ALS is a progressive disease that affects neurons in the brain and spinal cord. Motor neurons transmit signals from our brain to our muscles and allow us to move. ALS causes these motor neurons to die, resulting in the loss of a patient’s ability to speak, eat, move and breathe. Notable ALS patients include New York Yankees baseball star Lou Gehrig (the disease is often called Lou Gehrig’s disease), physicist Stephen Hawking and New Orleans Saints football star Steve Gleason. There are currently more than 30,000 cases of ALS in the United States, and life expectancy after diagnosis is typically 2 to 5 years.
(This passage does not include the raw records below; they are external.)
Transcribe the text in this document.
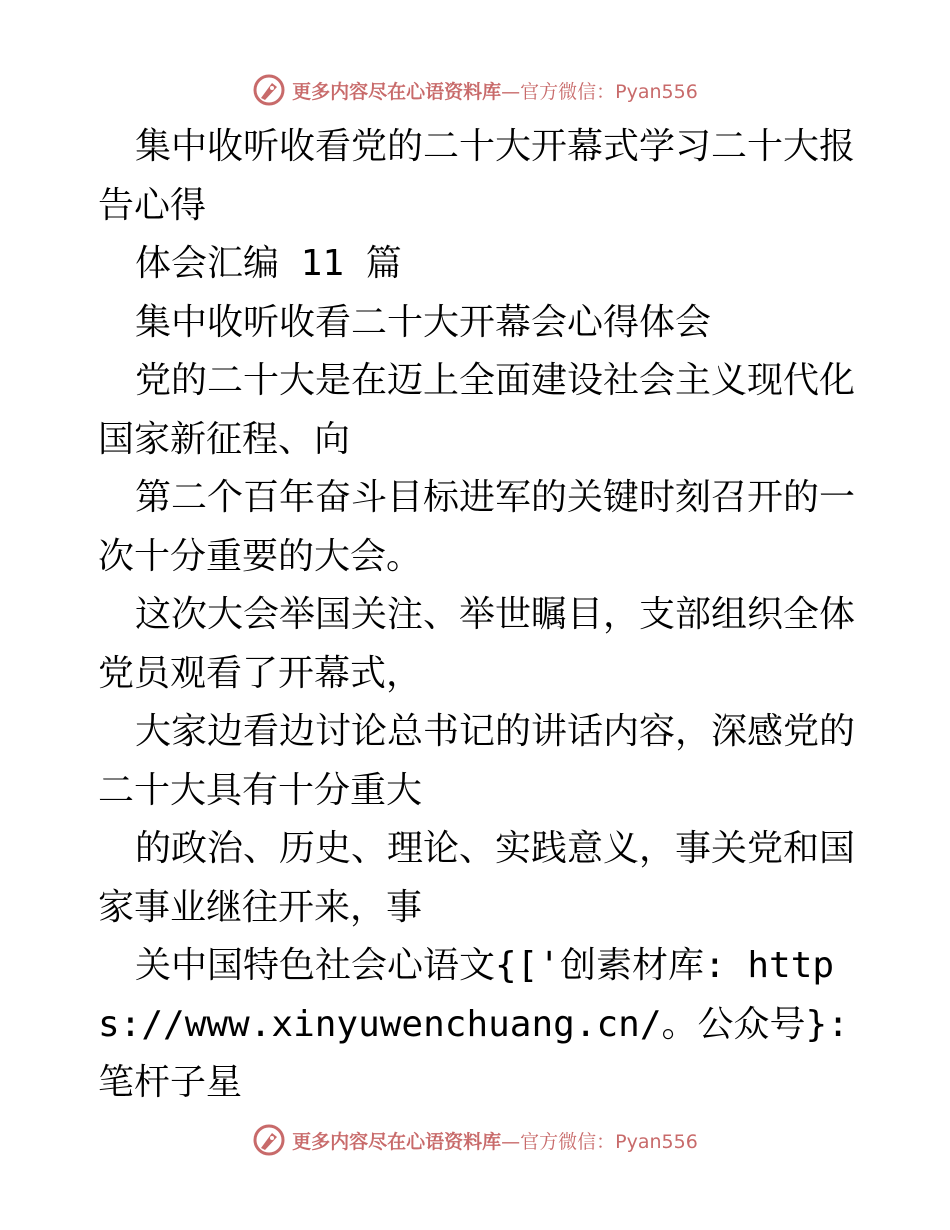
更多内容尽在心语资料库 —官方微信：Pyan556

集中收听收看党的二十大开幕式学习二十大报告心得

体会汇编 11 篇

集中收听收看二十大开幕会心得体会

党的二十大是在迈上全面建设社会主义现代化国家新征程、向

第二个百年奋斗目标进军的关键时刻召开的一次十分重要的大会。

这次大会举国关注、举世瞩目，支部组织全体党员观看了开幕式，

大家边看边讨论总书记的讲话内容，深感党的二十大具有十分重大

的政治、历史、理论、实践意义，事关党和国家事业继往开来，事

关中国特色社会心语文{['创素材库: https://www.xinyuwenchuang.cn/。公众号}: 笔杆子星

更多内容尽在心语资料库 —官方微信：Pyan556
There is currently no cure for ALS.

I am a scientist who studies neurological diseases that run in families, and I have been working hard to find a treatment to stop ALS. Our team has made a discovery, detailed in a scientific study, that paves the way for further research for improving disease in a genetic type of ALS caused by a mutation in a gene with the unwieldy name chromosome 9 open reading frame 72 (C9orf72), based on its location on chromosome 9. In addition to ALS, mutations in this gene can also cause frontotemporal dementia, which can cause apathy, loss of emotional control and cognitive decline. Some patients with the C9orf72 mutation develop ALS, others develop frontotemporal dementia and some develop both. Together, these diseases are referred to here as C9-ALS/FTD.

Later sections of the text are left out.